If this is not enough then use GDB. But as you might already know setting up GDB for kernel debugging is not as easy as it is for user space processes. I prefer to use GDB+qemu if ever needed.
Happy tracing!
Update: On later Linux distributions I suggest to use trace-cmd command line tool that is "wrapper" around /sys/kernel/debug/tracing. trace-cmd is so much more intuitive to use than the raw interface kernel provides.
You want oprofile. It can give you timings for (a selected subset of) your entire system, which means you can trace network activity from the device to the application and back again, through the kernel and all the libraries.
I can't immediately see a way to trace only a single packet at a time. In particular, it may be difficult to get such fine grained tracing since the upper-half of an interrupt handler shouldn't be doing anything blocking (this is dead-lock prone).

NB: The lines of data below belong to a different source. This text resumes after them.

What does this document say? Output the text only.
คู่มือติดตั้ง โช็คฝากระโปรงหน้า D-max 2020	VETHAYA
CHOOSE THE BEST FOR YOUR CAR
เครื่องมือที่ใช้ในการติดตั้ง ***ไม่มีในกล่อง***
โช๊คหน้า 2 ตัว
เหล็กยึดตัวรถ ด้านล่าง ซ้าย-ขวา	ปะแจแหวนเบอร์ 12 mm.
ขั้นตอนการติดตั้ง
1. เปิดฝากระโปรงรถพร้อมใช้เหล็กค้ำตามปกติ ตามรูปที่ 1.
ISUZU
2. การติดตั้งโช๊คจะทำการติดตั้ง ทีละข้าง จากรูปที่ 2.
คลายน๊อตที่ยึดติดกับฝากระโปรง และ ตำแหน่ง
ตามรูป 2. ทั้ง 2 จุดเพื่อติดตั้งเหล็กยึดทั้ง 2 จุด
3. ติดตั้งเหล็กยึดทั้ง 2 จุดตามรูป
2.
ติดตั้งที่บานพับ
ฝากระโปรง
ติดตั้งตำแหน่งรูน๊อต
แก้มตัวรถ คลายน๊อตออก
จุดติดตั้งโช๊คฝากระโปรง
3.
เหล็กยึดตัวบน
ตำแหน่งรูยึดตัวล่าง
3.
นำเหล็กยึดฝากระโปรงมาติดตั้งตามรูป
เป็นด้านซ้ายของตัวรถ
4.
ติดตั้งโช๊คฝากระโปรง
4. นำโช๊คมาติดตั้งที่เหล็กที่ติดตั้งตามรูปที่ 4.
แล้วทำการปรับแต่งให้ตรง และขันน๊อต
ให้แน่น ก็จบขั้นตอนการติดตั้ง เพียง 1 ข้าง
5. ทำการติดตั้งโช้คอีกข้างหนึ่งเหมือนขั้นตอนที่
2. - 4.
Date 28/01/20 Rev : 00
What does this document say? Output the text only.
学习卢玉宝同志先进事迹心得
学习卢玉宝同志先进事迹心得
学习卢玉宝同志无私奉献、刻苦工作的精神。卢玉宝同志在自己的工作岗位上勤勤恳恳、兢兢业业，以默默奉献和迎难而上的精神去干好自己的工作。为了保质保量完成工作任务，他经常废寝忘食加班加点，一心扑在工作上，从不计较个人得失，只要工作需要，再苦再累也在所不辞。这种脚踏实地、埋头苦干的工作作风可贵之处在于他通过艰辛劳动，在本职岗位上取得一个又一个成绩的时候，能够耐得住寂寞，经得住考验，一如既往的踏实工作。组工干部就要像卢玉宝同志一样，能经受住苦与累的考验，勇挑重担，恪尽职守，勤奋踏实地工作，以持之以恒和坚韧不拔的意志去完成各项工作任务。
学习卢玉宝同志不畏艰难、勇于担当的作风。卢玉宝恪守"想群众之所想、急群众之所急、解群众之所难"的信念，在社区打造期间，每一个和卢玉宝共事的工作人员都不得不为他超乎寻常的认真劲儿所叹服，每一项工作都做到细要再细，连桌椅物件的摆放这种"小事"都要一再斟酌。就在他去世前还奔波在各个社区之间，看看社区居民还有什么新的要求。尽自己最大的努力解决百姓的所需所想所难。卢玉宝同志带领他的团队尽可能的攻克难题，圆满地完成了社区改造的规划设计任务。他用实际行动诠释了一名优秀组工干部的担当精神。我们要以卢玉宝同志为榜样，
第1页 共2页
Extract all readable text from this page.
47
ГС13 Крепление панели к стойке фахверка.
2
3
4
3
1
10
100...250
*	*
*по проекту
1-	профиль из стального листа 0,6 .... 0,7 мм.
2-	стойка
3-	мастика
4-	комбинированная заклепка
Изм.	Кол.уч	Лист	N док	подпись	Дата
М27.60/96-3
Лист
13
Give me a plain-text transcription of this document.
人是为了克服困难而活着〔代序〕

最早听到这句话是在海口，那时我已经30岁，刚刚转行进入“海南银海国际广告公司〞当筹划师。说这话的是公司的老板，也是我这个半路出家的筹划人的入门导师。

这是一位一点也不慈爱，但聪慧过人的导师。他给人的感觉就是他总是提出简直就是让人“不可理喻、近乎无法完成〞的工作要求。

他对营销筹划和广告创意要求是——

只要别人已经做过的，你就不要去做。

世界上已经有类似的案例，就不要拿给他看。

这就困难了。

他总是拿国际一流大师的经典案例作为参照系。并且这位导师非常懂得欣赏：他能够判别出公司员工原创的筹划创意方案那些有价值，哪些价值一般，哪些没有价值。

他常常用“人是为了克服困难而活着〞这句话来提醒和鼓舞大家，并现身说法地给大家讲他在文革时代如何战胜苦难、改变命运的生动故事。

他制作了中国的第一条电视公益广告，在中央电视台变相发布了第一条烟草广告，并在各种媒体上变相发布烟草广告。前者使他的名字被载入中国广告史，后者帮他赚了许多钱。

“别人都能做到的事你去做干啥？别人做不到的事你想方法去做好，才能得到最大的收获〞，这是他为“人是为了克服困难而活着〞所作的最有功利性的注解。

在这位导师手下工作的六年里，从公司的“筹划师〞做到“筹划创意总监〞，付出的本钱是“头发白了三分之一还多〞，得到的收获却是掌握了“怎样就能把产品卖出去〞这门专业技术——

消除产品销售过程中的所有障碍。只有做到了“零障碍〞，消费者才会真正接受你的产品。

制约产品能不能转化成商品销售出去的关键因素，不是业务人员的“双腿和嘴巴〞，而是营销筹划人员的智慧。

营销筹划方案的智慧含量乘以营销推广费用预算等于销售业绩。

Maybe this is overly pedantic, but have you taken a look at the source code? I know from experience the TCP layer is very well commented, both in recording intent and referencing the RFCs.
I can highly recommend TCP/IP Illustrated, esp Volume 2, the Implementation (website). Its very good, and walks through the code line by line. From the description, "Combining 500 illustrations with 15,000 lines of real, working code...". The source code included is from the BSD kernel, but the stacks are extremely similar, and comparing the two is often instructive.
This question is old and probably not relevant to the original poster, but a nice trick I used lately which was helpful to me was to set the "mark" field of the sk_buf to some value and only "printk" if the value matches.
So for example, if you know where the top half IRQ handler (as the question suggests), then you can hard code some check (e.g. tcp port, source IP, source MAC address, well you get the point) and set the mark to some arbitrary value (e.g. skb->mark = 0x9999).
Then all the way up you only printk if the mark has the same value. As long as nobody else changes your mark (which as far as I could see is usually the case in typical settings) then you'll only see the packets you're interested in.
Since most interesting functions get the skb, it works for almost everything that could be interesting.